Ses yeux, allumés par le désir de séduire, par ce besoin de vaincre l’homme qui rend fascinant comme celui des félins le regard impur des femmes, m’appelaient, m’enchaînaient, m’ôtaient toute force de résistance, me soulevaient d’une ardeur impétueuse. Ce fut une lutte courte, sans paroles, violente, entre les prunelles seules, l’éternelle lutte entre les deux brutes humaines, le mâle et la femelle, où le mâle est toujours vaincu.

Ses mains, derrière ma tête, m’attiraient d’une pression lente, grandissante, irrésistible comme une force mécanique, vers le sourire animal de ses lèvres rouges où je collai soudain les miennes en enlaçant ce corps presque nu et chargé d’anneaux d’argent qui tintèrent, de la gorge aux pieds, sous mon étreinte.

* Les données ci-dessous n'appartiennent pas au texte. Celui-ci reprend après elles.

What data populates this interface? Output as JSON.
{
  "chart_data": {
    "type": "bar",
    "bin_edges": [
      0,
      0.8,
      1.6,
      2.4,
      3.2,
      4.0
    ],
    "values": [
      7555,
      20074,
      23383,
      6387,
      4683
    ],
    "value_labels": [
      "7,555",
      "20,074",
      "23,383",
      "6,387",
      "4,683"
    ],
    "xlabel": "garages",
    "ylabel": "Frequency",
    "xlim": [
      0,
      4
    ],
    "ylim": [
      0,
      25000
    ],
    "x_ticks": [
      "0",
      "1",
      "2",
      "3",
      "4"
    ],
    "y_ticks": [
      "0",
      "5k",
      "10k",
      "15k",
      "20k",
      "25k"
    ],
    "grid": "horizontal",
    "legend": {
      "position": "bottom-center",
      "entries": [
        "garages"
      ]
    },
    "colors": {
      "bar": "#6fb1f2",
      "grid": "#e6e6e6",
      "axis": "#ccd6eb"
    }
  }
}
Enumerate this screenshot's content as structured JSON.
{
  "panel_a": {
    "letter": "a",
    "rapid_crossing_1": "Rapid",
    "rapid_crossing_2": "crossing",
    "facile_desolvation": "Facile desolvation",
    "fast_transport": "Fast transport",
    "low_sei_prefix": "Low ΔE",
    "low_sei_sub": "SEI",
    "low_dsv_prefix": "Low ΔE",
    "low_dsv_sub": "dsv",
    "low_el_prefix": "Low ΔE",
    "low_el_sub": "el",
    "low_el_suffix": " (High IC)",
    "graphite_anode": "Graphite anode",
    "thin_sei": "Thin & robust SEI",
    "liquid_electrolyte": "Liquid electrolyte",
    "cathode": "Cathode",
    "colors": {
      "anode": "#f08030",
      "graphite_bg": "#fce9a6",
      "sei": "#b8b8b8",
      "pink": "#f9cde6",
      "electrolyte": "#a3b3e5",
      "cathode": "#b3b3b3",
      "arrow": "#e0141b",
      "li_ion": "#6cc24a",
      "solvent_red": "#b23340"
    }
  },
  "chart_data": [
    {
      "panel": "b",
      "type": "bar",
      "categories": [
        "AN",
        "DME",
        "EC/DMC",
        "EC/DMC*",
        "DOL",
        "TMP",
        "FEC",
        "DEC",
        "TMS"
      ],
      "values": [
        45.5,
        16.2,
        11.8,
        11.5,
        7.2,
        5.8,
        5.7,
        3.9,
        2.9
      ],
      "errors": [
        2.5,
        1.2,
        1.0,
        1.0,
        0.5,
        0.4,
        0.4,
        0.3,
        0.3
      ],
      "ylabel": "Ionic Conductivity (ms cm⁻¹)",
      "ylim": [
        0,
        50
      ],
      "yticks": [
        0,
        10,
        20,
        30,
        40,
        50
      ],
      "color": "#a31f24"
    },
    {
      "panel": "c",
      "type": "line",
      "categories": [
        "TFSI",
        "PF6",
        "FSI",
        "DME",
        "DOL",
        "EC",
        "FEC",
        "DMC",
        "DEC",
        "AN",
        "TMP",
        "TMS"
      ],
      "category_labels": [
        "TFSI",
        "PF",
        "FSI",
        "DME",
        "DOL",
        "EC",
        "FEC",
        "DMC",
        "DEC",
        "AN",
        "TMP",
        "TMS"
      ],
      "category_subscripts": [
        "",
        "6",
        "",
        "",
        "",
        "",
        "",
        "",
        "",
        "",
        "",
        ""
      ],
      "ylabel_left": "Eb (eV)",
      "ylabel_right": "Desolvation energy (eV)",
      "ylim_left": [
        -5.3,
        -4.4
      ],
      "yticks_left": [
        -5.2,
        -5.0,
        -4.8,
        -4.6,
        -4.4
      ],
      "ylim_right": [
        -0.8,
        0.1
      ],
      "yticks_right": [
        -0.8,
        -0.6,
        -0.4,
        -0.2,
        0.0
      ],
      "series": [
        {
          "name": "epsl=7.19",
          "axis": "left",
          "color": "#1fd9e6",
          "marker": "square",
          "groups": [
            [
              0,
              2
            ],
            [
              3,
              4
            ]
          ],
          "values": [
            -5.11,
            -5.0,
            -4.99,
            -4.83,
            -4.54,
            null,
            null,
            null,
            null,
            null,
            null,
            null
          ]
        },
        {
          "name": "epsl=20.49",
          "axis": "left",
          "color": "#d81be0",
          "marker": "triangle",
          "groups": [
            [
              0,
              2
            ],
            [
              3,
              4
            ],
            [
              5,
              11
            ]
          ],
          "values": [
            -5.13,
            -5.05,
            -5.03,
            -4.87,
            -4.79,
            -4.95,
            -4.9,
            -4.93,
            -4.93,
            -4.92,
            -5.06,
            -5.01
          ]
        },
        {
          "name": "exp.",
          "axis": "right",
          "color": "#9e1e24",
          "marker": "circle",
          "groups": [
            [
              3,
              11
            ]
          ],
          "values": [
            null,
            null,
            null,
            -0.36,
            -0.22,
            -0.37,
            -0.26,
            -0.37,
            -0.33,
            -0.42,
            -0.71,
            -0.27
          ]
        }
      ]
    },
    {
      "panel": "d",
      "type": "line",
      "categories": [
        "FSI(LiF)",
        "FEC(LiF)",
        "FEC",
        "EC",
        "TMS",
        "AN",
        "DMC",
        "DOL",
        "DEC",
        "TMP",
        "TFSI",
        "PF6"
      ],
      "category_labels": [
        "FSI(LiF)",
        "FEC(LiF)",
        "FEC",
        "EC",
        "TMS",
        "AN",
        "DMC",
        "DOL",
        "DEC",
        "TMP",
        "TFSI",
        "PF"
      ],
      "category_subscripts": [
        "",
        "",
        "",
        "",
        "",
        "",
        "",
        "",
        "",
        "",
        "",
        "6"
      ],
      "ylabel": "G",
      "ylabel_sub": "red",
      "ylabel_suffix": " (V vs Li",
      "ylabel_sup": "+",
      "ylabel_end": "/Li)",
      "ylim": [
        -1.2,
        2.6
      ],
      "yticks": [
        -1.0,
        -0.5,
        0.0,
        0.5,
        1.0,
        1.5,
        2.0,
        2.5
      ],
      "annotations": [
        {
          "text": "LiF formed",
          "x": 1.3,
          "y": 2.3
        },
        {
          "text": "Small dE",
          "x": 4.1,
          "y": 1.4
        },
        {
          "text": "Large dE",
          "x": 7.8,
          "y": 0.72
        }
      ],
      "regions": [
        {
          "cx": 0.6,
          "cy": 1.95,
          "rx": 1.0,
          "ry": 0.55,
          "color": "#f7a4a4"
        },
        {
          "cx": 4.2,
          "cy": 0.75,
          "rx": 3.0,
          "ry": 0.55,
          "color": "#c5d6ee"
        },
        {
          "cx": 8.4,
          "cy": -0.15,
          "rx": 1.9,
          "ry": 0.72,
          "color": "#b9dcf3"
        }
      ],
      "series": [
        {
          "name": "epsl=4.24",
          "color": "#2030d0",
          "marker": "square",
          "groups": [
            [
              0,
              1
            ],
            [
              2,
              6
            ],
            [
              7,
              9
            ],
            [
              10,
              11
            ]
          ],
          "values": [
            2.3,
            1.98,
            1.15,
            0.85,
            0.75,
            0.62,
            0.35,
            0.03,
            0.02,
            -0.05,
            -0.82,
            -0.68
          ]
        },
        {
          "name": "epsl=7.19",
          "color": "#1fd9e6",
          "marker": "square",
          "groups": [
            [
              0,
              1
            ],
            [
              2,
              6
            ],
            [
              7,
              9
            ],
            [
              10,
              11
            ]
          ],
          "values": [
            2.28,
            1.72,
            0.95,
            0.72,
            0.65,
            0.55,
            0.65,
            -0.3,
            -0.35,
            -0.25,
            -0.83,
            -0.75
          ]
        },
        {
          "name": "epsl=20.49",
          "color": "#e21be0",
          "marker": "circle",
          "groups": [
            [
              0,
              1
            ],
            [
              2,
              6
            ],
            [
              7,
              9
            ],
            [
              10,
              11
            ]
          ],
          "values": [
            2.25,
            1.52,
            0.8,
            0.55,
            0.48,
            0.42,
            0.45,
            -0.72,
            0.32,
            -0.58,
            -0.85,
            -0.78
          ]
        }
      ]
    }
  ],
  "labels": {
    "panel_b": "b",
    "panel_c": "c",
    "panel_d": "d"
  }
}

Elle était nerveuse, souple et saine comme une bête, avec des airs, des mouvements, des grâces et une sorte d’odeur de gazelle, qui me firent trouver à ses baisers une rare saveur inconnue, étrangère à mes sens comme un goût de fruit des tropiques.

Bientôt… je dis bientôt, ce fut peut-être aux approches du matin, je la voulus renvoyer, pensant qu’elle s’en irait ainsi qu’elle était venue, et ne me demandant pas encore ce que je ferais d’elle, ou ce qu’elle ferait de moi.

Mais dès qu’elle eut compris mon intention, elle murmura :

— Si tu me chasses, où veux-tu que j’aille maintenant ? Il faudra que je dorme sur la terre, dans la nuit. Laisse-moi me coucher sur le tapis, au pied de ton lit.